The different cell types were electroporated using a Neon electroporation system according to the following guidelines:

hiPSCs: 1.5 x 105 cells were electroporated in Buffer R with 1 µg of ssDNA or dsDNA in either the presence or absence of 2.25 µg of Cas9 nuclease combined with 0.45 µg of sgRNA. The electroporation conditions were as follows: pulse voltage / pulse width / pulse number = 1100 V / 20 ms / 2 pulses

CD3+ T cells: 3 x 105 cells were electroporated in Buffer T with 0.75 µg of ssDNA in the presence of 1.68 µg of Cas9 nuclease combined with 0.343 µg of sgRNA. The electroporation conditions were as follows: pulse voltage / pulse width / pulse number = 1600 V / 10 ms / 3 pulses

Cytotoxicity of hiPSCs was assessed 48 hr after electroporation by microscopy.

Cytotoxicity of T cells was assessed 24 hr after electroporation by flow cytometry using eBioscience Fixable Viability Dye eFluor 660 (Thermo Scientific Cat# 65-0864-14). Successful KI was detected using the following antibodies: PE anti-human TCR-α/β (Biolegend Cat# 306707) and FITC anti-murine TCR β-chain–APC (Biolegend Cat# 109205).

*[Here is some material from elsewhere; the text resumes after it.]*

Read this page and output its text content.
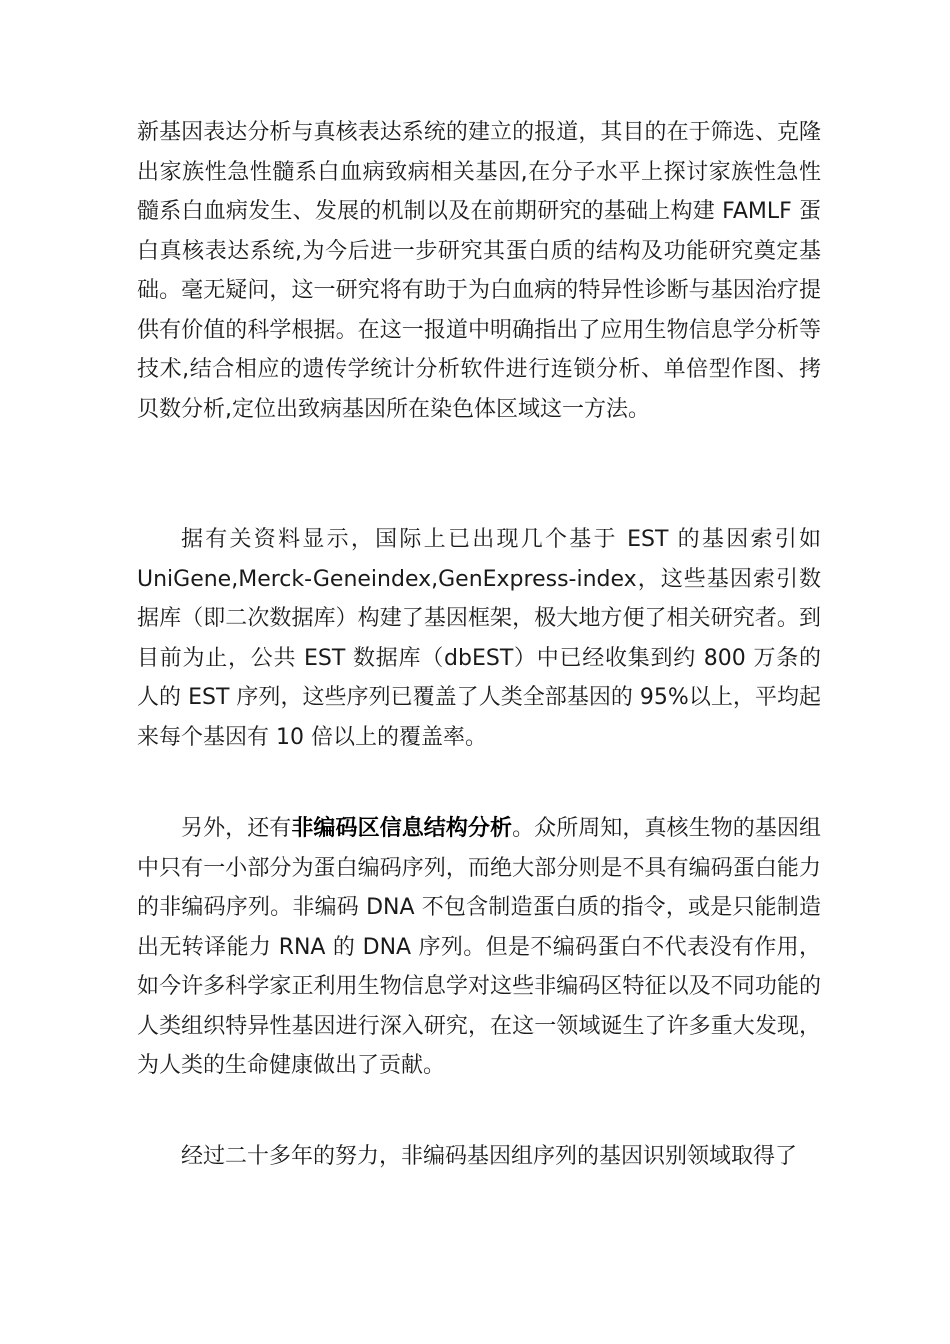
新基因表达分析与真核表达系统的建立的报道，其目的在于筛选、克隆出家族性急性髓系白血病致病相关基因,在分子水平上探讨家族性急性髓系白血病发生、发展的机制以及在前期研究的基础上构建 FAMLF 蛋白真核表达系统,为今后进一步研究其蛋白质的结构及功能研究奠定基础。毫无疑问，这一研究将有助于为白血病的特异性诊断与基因治疗提供有价值的科学根据。在这一报道中明确指出了应用生物信息学分析等技术,结合相应的遗传学统计分析软件进行连锁分析、单倍型作图、拷贝数分析,定位出致病基因所在染色体区域这一方法。

据有关资料显示，国际上已出现几个基于 EST 的基因索引如 UniGene,Merck-Geneindex,GenExpress-index，这些基因索引数据库（即二次数据库）构建了基因框架，极大地方便了相关研究者。到目前为止，公共 EST 数据库（dbEST）中已经收集到约 800 万条的人的 EST 序列，这些序列已覆盖了人类全部基因的 95%以上，平均起来每个基因有 10 倍以上的覆盖率。

另外，还有非编码区信息结构分析。众所周知，真核生物的基因组中只有一小部分为蛋白编码序列，而绝大部分则是不具有编码蛋白能力的非编码序列。非编码 DNA 不包含制造蛋白质的指令，或是只能制造出无转译能力 RNA 的 DNA 序列。但是不编码蛋白不代表没有作用，如今许多科学家正利用生物信息学对这些非编码区特征以及不同功能的人类组织特异性基因进行深入研究，在这一领域诞生了许多重大发现，为人类的生命健康做出了贡献。

经过二十多年的努力，非编码基因组序列的基因识别领域取得了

For the experiments involving HEK293 cells, we used the Guide-it CRISPR/Cas9 System, consisting of a plasmid expressing Cas9 and the sgRNA. The Cas9-sgRNA plasmid was transfected along with the donor templates using Xfect Transfection Reagent. Again, long ssDNA was produced according to the user manual for the Guide-it Long ssDNA Production System v2, and 1 µg of ssDNA or dsDNA was cotransfected along with the Cas9-sgRNA expression plasmid. The transfected cells were subjected to flow cytometry analysis three days posttransfection.

Chen et al., High-frequency genome editing using ssDNA oligonucleotides with zinc-finger nucleases. Nat. Meth. 8, 753–755 (2011).

Eyquem et al., Targeting a CAR to the TRAC locus with CRISPR/Cas9 enhances tumour rejection. Nature 543(7643), 113–117 (2017).

Roth et al., Reprogramming human T cell function and specificity with nonviral genome targeting. Nature 559(7714), 405–409 (2018).

Schober et al., Orthotopic replacement of T-cell receptor a- and b- chains with preservation of near-physiological T-cell function. Nature Biomedical Engineering 543(12), 974–984 (2019).